I read that stuckness is not a bad thing. It is avoiding our stuckness that is the problem. I think living with stuckness is part of why duck docs are so good.

These ideas on stuckness come from Zen and the Art of Motorcycle Maintenance. It’s a wild philosophy ride that contemplates the nature of quality, knowledge, learning, and reality.

Stuckness is the predecessor to knowledge

The book posits stuckness is actually good. Grappling with stuckness is how humans learn and advance. It also posits that humans are terrible at staying stuck. We will automatically devise new routes forward, if we can convince ourselves to sit with the problem long enough. The trouble is when we get uncomfortable or overwhelmed with our stuckness and avoid dealing with the problem. Then we stay stuck.

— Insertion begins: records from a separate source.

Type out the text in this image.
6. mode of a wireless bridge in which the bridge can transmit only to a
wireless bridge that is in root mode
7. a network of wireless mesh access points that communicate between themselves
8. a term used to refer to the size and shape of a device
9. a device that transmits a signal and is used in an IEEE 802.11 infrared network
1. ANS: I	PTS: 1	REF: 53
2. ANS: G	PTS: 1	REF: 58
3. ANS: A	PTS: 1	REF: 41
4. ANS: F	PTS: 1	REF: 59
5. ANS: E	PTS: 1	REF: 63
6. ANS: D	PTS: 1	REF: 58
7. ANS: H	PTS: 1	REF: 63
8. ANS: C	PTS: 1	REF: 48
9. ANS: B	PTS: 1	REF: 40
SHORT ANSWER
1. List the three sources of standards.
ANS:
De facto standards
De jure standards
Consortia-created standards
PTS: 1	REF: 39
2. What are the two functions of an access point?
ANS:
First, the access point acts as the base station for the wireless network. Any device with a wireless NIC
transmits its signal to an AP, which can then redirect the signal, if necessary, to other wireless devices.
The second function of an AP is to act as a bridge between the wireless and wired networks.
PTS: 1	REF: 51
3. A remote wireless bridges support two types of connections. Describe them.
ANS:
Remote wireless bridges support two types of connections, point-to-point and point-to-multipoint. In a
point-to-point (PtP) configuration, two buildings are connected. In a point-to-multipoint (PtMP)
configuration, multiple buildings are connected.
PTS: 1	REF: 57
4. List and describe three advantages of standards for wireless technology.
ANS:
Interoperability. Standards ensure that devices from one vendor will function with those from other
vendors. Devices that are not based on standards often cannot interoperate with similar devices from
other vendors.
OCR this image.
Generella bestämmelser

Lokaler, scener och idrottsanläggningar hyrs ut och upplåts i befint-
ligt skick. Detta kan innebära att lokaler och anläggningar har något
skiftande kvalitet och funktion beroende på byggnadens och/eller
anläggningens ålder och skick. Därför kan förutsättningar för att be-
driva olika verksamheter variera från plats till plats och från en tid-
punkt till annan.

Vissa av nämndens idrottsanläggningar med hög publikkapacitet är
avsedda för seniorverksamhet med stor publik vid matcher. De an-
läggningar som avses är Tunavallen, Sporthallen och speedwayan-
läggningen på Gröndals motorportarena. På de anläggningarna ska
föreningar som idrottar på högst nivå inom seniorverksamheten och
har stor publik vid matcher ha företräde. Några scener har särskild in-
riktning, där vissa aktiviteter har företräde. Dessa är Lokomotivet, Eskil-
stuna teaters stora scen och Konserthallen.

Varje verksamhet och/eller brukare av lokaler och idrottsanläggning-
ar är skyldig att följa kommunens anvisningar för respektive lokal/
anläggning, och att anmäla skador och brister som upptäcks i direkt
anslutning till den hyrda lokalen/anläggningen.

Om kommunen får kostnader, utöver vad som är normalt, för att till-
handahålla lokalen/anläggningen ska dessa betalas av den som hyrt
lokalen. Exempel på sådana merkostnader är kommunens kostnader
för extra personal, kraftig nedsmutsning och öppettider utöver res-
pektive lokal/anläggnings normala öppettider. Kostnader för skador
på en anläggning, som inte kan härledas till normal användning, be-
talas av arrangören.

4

This is one reason that I love duck docs. Ducking makes progress through the stuckness more tangible. It provides an immediate outlet to record questions, start pulling on threads that come up, and to see the facts accumulate as each question is addressed. This gives me a path forward in the stuckness. Once I’ve communicated what I know, the problem is more tangible and approachable. Often, it only takes a writing down a few questions or knowns to get the ball rolling.

In short, Zen and The Art of Motorcycle Maintenance deepened my love for duck docs. It’s clarified the critical role they play for sitting with our stuckness, avoiding feeling overwhelmed, and working through the unknown one little step at a time.